Contemplating the information destroyed, misplaced, and perhaps stolen, the inventor is disappointed to have made the decision as to have left the briefcase in the luggage room and fills their head with “why did I do that?”

It may seem like the experience of the inventor is an anomaly, but decisions that are being made by organizations to use a free or low-cost software as service tools (SAAS) presents a danger similar to the watermain pipe in the luggage room when using these applications. As there is always a cost associated with something, in lieu of funds being transferred for the use of the application, the data collected about and entered by the user becomes the means that the application developer “profits.”

This data may be used in many different ways such as: for the development of new products, studying how the user utilizes the product, or retaining information entered into the application to be mined and compared with information entered by other users. How is the privacy of your organization’s data (inclusive of your customers) being protected when using these free/ low-cost options? This risk is like having a watermain pipe hanging over your organizational data. If the pipe bursts (where the SAAS loses information, undergoes a cyber-attack, is a victim of ransomware etc.) where does that leave your organization?

When the decision has been made to use a third-party application that stores information in the cloud, your organization has delegated the security of said information to the third party SAAS provider. Especially in cases where the SAAS is “free”, there often is nothing outlined in the terms of service or the privacy policy that protects the information you enter into the application as being your information.

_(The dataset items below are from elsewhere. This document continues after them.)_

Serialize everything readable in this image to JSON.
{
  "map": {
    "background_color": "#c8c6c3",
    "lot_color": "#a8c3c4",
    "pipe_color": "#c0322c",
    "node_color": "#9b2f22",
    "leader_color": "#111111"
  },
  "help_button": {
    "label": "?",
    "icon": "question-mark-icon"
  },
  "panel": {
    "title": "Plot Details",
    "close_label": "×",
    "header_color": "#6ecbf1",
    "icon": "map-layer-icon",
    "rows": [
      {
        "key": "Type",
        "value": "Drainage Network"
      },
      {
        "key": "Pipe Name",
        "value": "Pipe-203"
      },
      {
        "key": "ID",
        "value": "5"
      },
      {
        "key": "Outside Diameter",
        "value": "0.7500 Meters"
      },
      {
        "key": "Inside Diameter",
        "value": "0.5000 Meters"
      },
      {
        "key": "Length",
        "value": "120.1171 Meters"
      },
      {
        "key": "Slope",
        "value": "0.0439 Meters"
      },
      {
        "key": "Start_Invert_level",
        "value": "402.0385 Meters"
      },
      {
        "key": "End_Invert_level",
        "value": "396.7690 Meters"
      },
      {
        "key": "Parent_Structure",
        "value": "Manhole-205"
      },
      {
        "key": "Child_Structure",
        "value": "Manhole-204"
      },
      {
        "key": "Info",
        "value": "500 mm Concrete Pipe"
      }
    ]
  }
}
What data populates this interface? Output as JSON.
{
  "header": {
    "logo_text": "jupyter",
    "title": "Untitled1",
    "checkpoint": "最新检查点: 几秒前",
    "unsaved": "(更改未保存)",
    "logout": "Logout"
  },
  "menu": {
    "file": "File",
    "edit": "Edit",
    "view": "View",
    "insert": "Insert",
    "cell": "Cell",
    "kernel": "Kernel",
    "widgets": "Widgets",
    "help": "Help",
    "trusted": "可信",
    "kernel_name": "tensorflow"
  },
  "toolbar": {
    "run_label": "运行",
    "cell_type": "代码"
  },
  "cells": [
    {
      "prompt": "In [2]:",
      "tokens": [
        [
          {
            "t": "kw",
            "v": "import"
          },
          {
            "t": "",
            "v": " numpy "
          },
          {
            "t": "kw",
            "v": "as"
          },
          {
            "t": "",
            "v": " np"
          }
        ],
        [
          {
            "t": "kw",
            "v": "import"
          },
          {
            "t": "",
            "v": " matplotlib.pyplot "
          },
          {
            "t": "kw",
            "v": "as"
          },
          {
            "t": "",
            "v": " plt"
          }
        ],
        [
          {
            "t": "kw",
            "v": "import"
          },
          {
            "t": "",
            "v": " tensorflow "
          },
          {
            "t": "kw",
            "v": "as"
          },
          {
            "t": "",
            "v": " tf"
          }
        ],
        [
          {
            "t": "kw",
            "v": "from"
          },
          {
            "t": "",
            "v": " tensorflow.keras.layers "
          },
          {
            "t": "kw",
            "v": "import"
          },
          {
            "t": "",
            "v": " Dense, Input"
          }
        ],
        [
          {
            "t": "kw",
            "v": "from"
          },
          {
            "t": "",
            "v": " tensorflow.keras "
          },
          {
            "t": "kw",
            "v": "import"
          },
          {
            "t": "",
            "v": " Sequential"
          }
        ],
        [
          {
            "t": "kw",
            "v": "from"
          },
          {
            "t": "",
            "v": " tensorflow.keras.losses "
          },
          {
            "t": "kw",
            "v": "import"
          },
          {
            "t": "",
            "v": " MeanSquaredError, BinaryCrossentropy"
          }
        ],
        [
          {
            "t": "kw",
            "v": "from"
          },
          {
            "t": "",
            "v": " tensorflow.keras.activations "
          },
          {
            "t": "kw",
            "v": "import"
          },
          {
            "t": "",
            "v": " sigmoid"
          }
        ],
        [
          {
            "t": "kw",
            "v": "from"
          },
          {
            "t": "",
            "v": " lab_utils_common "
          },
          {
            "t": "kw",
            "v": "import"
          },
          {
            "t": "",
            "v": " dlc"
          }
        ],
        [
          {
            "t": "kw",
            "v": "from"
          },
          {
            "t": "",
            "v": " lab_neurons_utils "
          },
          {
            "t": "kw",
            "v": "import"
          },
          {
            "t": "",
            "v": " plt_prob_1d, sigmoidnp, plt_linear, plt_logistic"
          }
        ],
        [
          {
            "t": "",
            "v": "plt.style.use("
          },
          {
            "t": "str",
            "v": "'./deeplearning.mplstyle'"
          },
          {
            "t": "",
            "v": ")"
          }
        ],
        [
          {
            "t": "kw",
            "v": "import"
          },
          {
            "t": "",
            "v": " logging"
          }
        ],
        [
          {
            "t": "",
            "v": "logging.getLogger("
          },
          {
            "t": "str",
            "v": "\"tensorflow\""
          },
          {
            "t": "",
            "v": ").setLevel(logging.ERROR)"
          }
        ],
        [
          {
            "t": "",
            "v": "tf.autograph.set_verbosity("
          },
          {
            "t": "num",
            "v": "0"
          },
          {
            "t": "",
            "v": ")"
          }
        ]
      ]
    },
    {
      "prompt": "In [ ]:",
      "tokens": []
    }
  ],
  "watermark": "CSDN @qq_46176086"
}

Furthermore, there often is no assurance that when a decision is made to discontinue using the application that all data that is stored in the application will be destroyed. Like the inventor in our scenario, the maintenance of confidentiality of proprietary information is paramount to the survival of an organization. Investing blind faith in making the decision to use a free SAAS tool could lead to major headaches later—ideas taken, lost information, corrupted information—in essence, your own watermain break.

Your organization can empower itself by spending some time doing research prior to using a new SAAS solution. Here are some things you should look for:

  1. Review the terms of service. Don’t simply click through these terms to quickly get started on interacting with the new application. What protections does the developer outline for the user? What rights are established for the information that the user provides? If a decision is made to stop using the application, can all data that was entered be completely removed?
  2. Review the privacy policy. Check to see how the information that is being stored is used, especially if the information could lead to the identification of an individual. Contact the developer and ask for information on how your organization would be contacted in the event of a breach experienced by the developer.
  3. Develop organization-wide guidelines as to the approved uses of applications for specific purposes. For example, a free SAAS spreadsheet application cannot be used to house personally identifiable information.

By investing in the understanding of the scope of the protections and use to the data that will be entered into the SAAS, your organization can steer clear of a digital watermain break and be reassured of the exact uses of the information that may be stored in a free application.